On reproche souvent au gouvernement conservateur que sa reconnaissance de la nation québécoise ne soit que symbolique, sans portée réelle. Le sport d'élite lui donne présentement l'occasion de montrer le contraire.

Les médias ont fait grand vent de la menace de Ski de fond Canada de reclasser Alex Harvey de l'équipe A à l'équipe B, soit celle de développement, malgré ses performances inégalées par les autres skieurs canadiens cette année. Plusieurs journalistes ont expliqué qu'un conflit autour du lieu d'un entraînement opposait Alex Harvey à Ski de fond Canada, d'où la menace de reclasser le fondeur. Derrière cette confrontation se camoufle plus qu'un lieu d'entraînement. En effet, celle-ci porte vraiment sur la façon dont le ski de fond et d'autres sports d'élite sont organisés au Canada.

 

Pour le ski de fond, il existe deux principaux centres nationaux d'entraînement: un à Canmore en Alberta et l'autre à Saint-Ferréol-les-Neiges au Québec. Le premier est le principal puisqu'il a la responsabilité de tous les athlètes séniors classés sur le circuit de la coupe du monde (l'équipe A) et d'un certain nombre d'athlètes seniors non classés (l'équipe B). Le second n'entraîne que des athlètes séniors non classés et des athlètes juniors. Puisque Harvey est senior et classé, la règle exige qu'il s'entraîne à Canmore «pour favoriser une culture d'excellence», dit Tom Holland de Ski de fond Canada.

Il y a eu exception à cette règle de partage pour la saison 2008-2009, puisque Ski de fond Canada a permis à Alex Harvey de faire le saut dans l'équipe A, sans le déloger du centre d'entraînement de Saint-Ferréol-les-Neiges. Harvey est un jeune francophone, attaché à son milieu, et qui poursuit des études à l'Université Laval. Le déraciner de ce milieu aurait sans doute pu nuire à sa performance. Mais en permettant à Harvey de demeurer au Québec, Ski de fond Canada a demontré qu'elle était capable de comprendre la situation particulière des francophones au Canada.
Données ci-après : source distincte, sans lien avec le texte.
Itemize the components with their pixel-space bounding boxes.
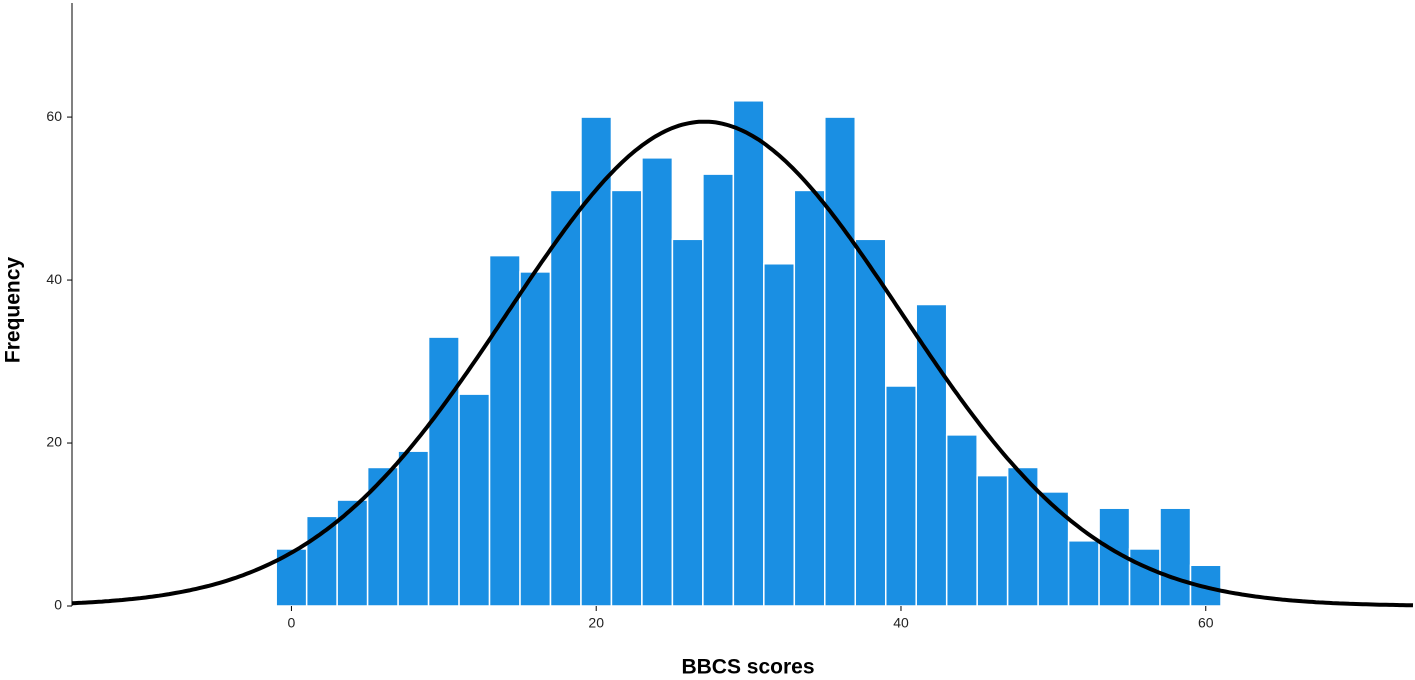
bar: [1037, 491, 1070, 607]
x-tick-label: 40: [893, 615, 909, 631]
bar: [1159, 507, 1192, 607]
bar: [427, 336, 460, 607]
bar: [702, 173, 735, 607]
bar: [1006, 466, 1039, 607]
bar: [397, 450, 430, 607]
y-tick-label: 60: [46, 108, 62, 124]
y-tick-label: 40: [46, 271, 62, 287]
x-tick-label: 0: [288, 615, 296, 631]
bar: [884, 385, 917, 607]
normal-curve: [71, 119, 1414, 608]
bar: [671, 238, 704, 607]
bar: [610, 189, 643, 607]
bar: [458, 393, 491, 607]
bar: [732, 100, 765, 607]
y-tick-label: 20: [46, 434, 62, 450]
bar: [1128, 548, 1161, 607]
bar: [915, 303, 948, 607]
bar: [976, 474, 1009, 607]
y-tick-label: 0: [54, 597, 62, 613]
bar: [793, 189, 826, 607]
x-tick-label: 60: [1198, 615, 1214, 631]
bar: [305, 515, 338, 607]
bar: [519, 271, 552, 607]
y-axis-title: Frequency: [2, 257, 25, 364]
bar: [549, 189, 582, 607]
bar: [488, 254, 521, 607]
x-axis-title: BBCS scores: [681, 656, 814, 679]
x-tick-label: 20: [588, 615, 604, 631]
bar: [824, 116, 857, 607]
bar: [854, 238, 887, 607]
bar: [641, 157, 674, 607]
bar: [945, 434, 978, 607]
bar: [1067, 540, 1100, 607]
bar: [763, 263, 796, 607]
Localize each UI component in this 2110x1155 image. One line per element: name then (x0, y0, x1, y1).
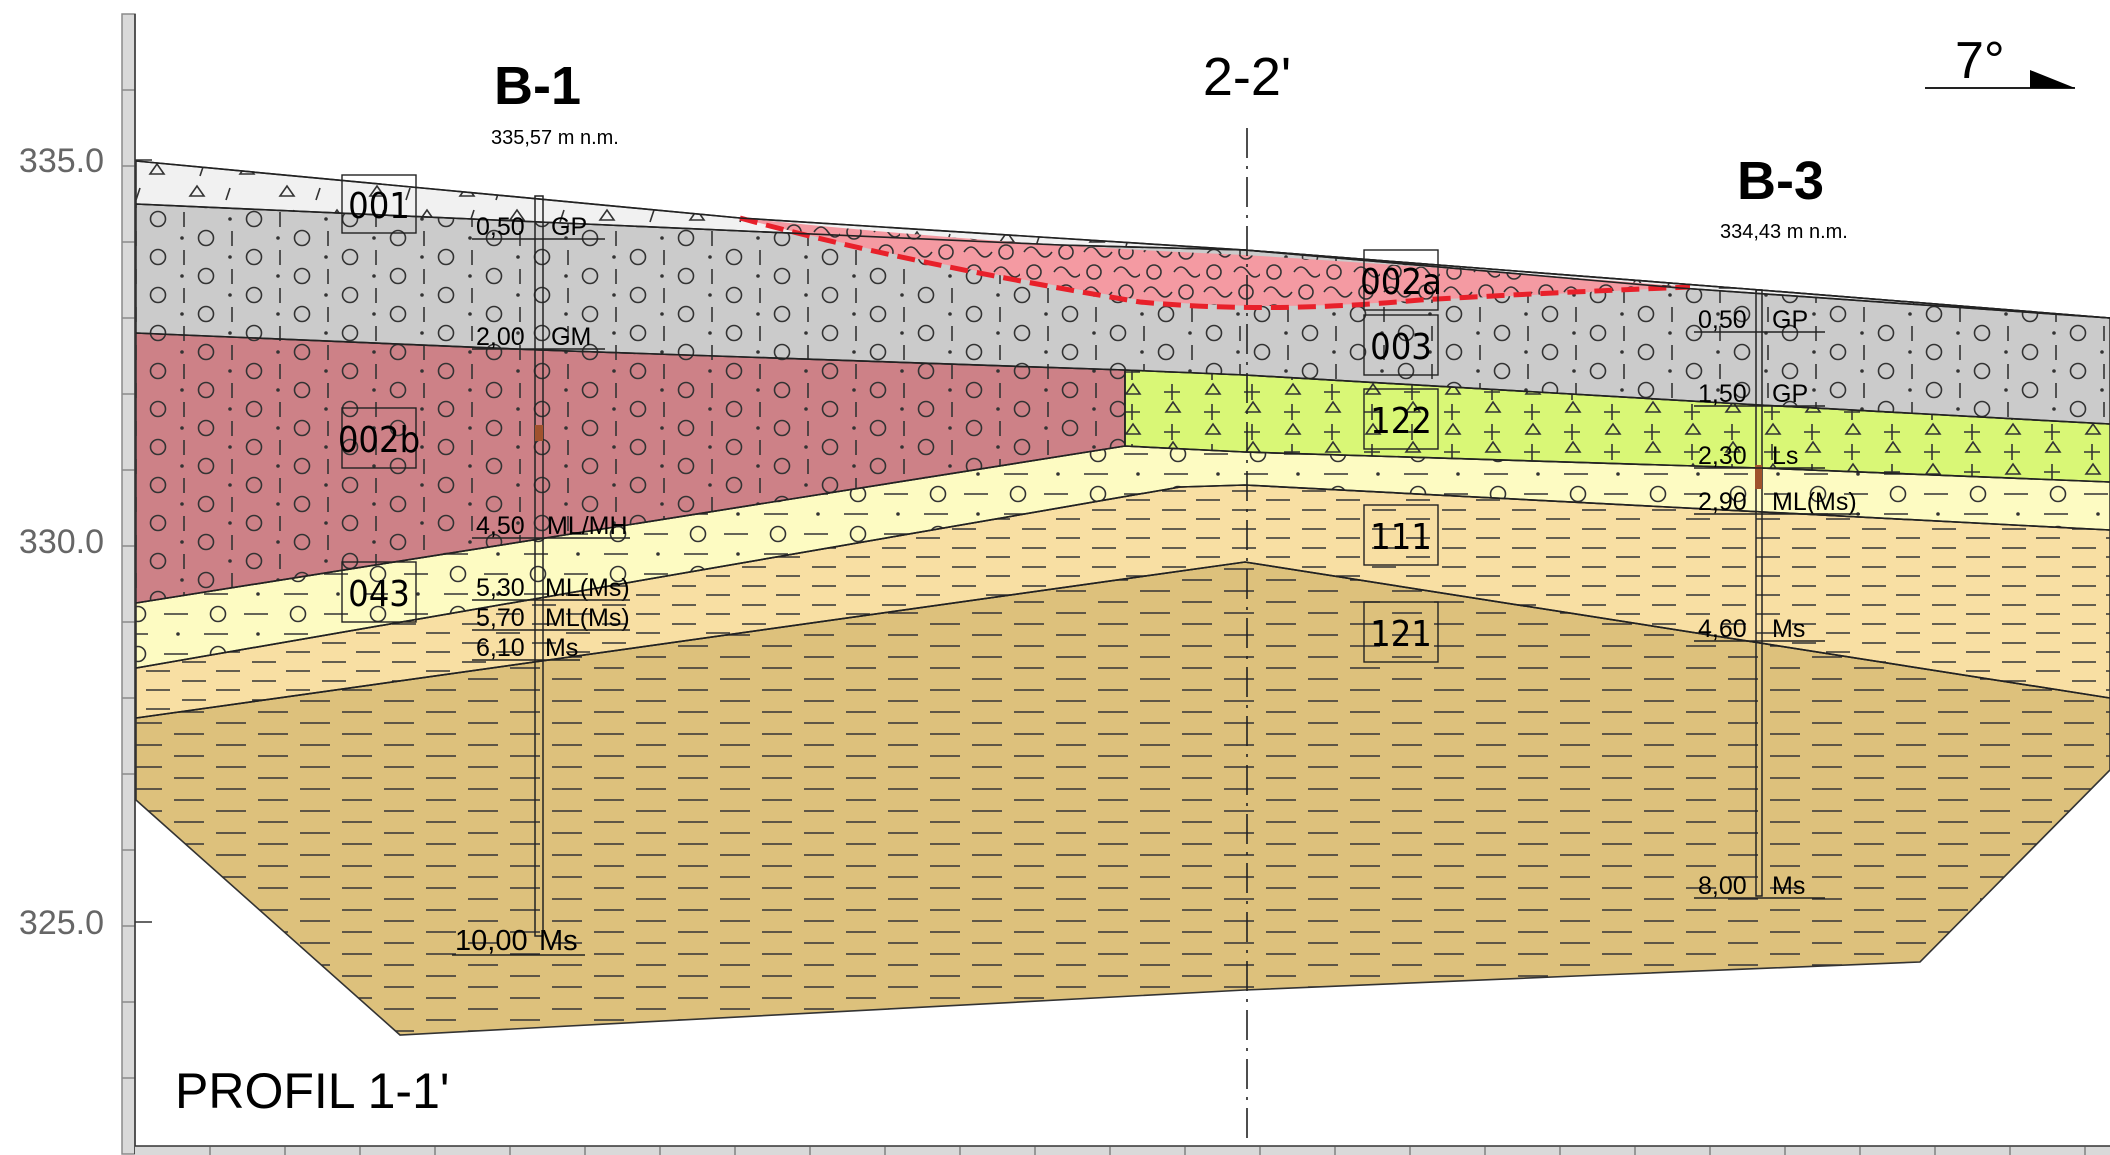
section-marker: 2-2' (1203, 47, 1291, 107)
b3-depth-3: 2,30 (1698, 442, 1747, 470)
orientation-marker: 7° (1925, 32, 2075, 90)
axis-label-325: 325.0 (19, 904, 104, 942)
unit-label-121: 121 (1370, 614, 1432, 655)
unit-label-122: 122 (1370, 401, 1432, 442)
b3-soil-1: GP (1772, 306, 1808, 334)
b1-soil-7: Ms (539, 925, 578, 957)
layer-002a (739, 215, 1691, 311)
unit-label-003: 003 (1370, 327, 1432, 368)
borehole-b3-elevation: 334,43 m n.m. (1720, 221, 1848, 243)
b1-soil-3: ML/MH (547, 512, 628, 540)
b1-soil-2: GM (551, 323, 591, 351)
b1-depth-2: 2,00 (476, 323, 525, 351)
borehole-b1-elevation: 335,57 m n.m. (491, 127, 619, 149)
layer-boundaries (135, 160, 2110, 719)
borehole-b3: B-3 334,43 m n.m. 0,50 GP 1,50 GP 2,30 L… (1694, 151, 1860, 900)
b1-depth-5: 5,70 (476, 604, 525, 632)
distance-ruler (135, 1145, 2110, 1155)
b1-depth-1: 0,50 (476, 213, 525, 241)
profile-title: PROFIL 1-1' (175, 1063, 449, 1119)
unit-label-111: 111 (1370, 517, 1432, 558)
unit-label-001: 001 (348, 186, 410, 227)
b3-depth-1: 0,50 (1698, 306, 1747, 334)
b3-depth-4: 2,90 (1698, 488, 1747, 516)
borehole-b1-name: B-1 (494, 56, 581, 116)
b1-soil-5: ML(Ms) (545, 604, 630, 632)
b1-soil-1: GP (551, 213, 587, 241)
b1-depth-4: 5,30 (476, 574, 525, 602)
b3-soil-6: Ms (1772, 872, 1805, 900)
unit-labels: 001 002a 002b 003 043 122 111 121 (338, 174, 1442, 663)
b1-depth-3: 4,50 (476, 512, 525, 540)
b3-soil-4: ML(Ms) (1772, 488, 1857, 516)
borehole-b3-name: B-3 (1737, 151, 1824, 211)
b1-depth-6: 6,10 (476, 634, 525, 662)
b1-soil-4: ML(Ms) (545, 574, 630, 602)
b3-soil-3: Ls (1772, 442, 1798, 470)
b1-soil-6: Ms (545, 634, 578, 662)
b3-depth-2: 1,50 (1698, 380, 1747, 408)
elevation-ruler (121, 13, 152, 1155)
b3-depth-6: 8,00 (1698, 872, 1747, 900)
unit-label-002a: 002a (1360, 262, 1442, 303)
axis-label-330: 330.0 (19, 523, 104, 561)
axis-label-335: 335.0 (19, 142, 104, 180)
b3-soil-5: Ms (1772, 615, 1805, 643)
layer-121 (135, 561, 2110, 1036)
unit-label-043: 043 (348, 574, 410, 615)
orientation-label: 7° (1955, 32, 2005, 90)
b1-depth-7: 10,00 (455, 925, 528, 957)
unit-label-002b: 002b (338, 420, 420, 461)
borehole-b1: B-1 335,57 m n.m. 0,50 GP 2,00 GM 4,50 M… (452, 56, 630, 957)
b3-soil-2: GP (1772, 380, 1808, 408)
arrow-icon (2030, 70, 2075, 88)
b3-depth-5: 4,60 (1698, 615, 1747, 643)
L'organisation envoyait le message que dans un pays où cohabitent une majorité anglophone et une minorité francophone, des arrangements doivent parfois être envisagés pour permettre à cette dernière de se sentir chez elle.

L'attitude de Ski de fond Canada était tout à fait dans l'esprit du fédéralisme d'ouverture. Cela rend d'autant plus incompréhensible la menace de Ski de fond Canada la semaine dernière, qui sommait Harvey de déménager à Canmore ou d'accepter un reclassement dans l'équipe B.

Pour éviter son reclassement, Harvey a dû accepter un compromis (voir La Presse du 9 mai 2009). Mais l'affaire Harvey offre aux autorités fédérales l'occasion d'aller au-delà d'un compromis qui ne concerne qu'un athlète, en institutionnalisant le fédéralisme d'ouverture dans les sports d'élite.

Puisque les Québécois sont reconnus formellement comme nation au sein du Canada, il n'est pas normal qu'une organisation comme Ski de fond Canada impose à ses meilleurs athlètes francophones un milieu d'entraînement anglophone. Les autorités fédérales devraient offrir au centre national de Saint-Ferréol-les-Neiges un statut égal à celui de Canmore, ce qui permettrait à tous les athlètes de choisir entre un milieu d'entraînement anglophone et un francophone.

Ceux qui craignent l'effet que pourraient avoir deux lieux d'entraînement sur l'unité de l'équipe peuvent être rassurés. Les athlètes ne choisiraient pas tous leur lieu d'attache en fonction de la langue, certains préférant les méthodes d'entraînement d'un endroit plutôt que celles de l'autre. Cela permettrait l'intégration de quelques anglophones dans un milieu francophone et de quelques francophones dans un milieu anglophone, comme cela se fait actuellement pour l'équipe B. Des entraînements communs pourraient aussi avoir lieu à l'un et l'autre des deux centres. Actuellement, ce sont les athlètes de Saint-Ferréol-les-Neiges qui se déplacent pour des entraînements à Canmore. Enfin, les athlètes seraient ensemble lors des compétitions, qui occupent une bonne partie de l'année. Tout cela pourrait assurer la cohésion de l'équipe, qui représentait toujours un Canada uni sur les circuits internationaux.

Il ne reste qu'à espérer que les autorités fédérales saisiront cette occasion que leur a donnée l'affaire Alex Harvey pour revoir l'organisation de certains sports d'élite et montrer que le fédéralisme d'ouverture est plus que de belles paroles.

L'auteur est professeur de science politique à l'Université de Montréal et auteur de l'ouvrage «Le fédéralisme d'ouverture», paru chez Septentrion en 2007.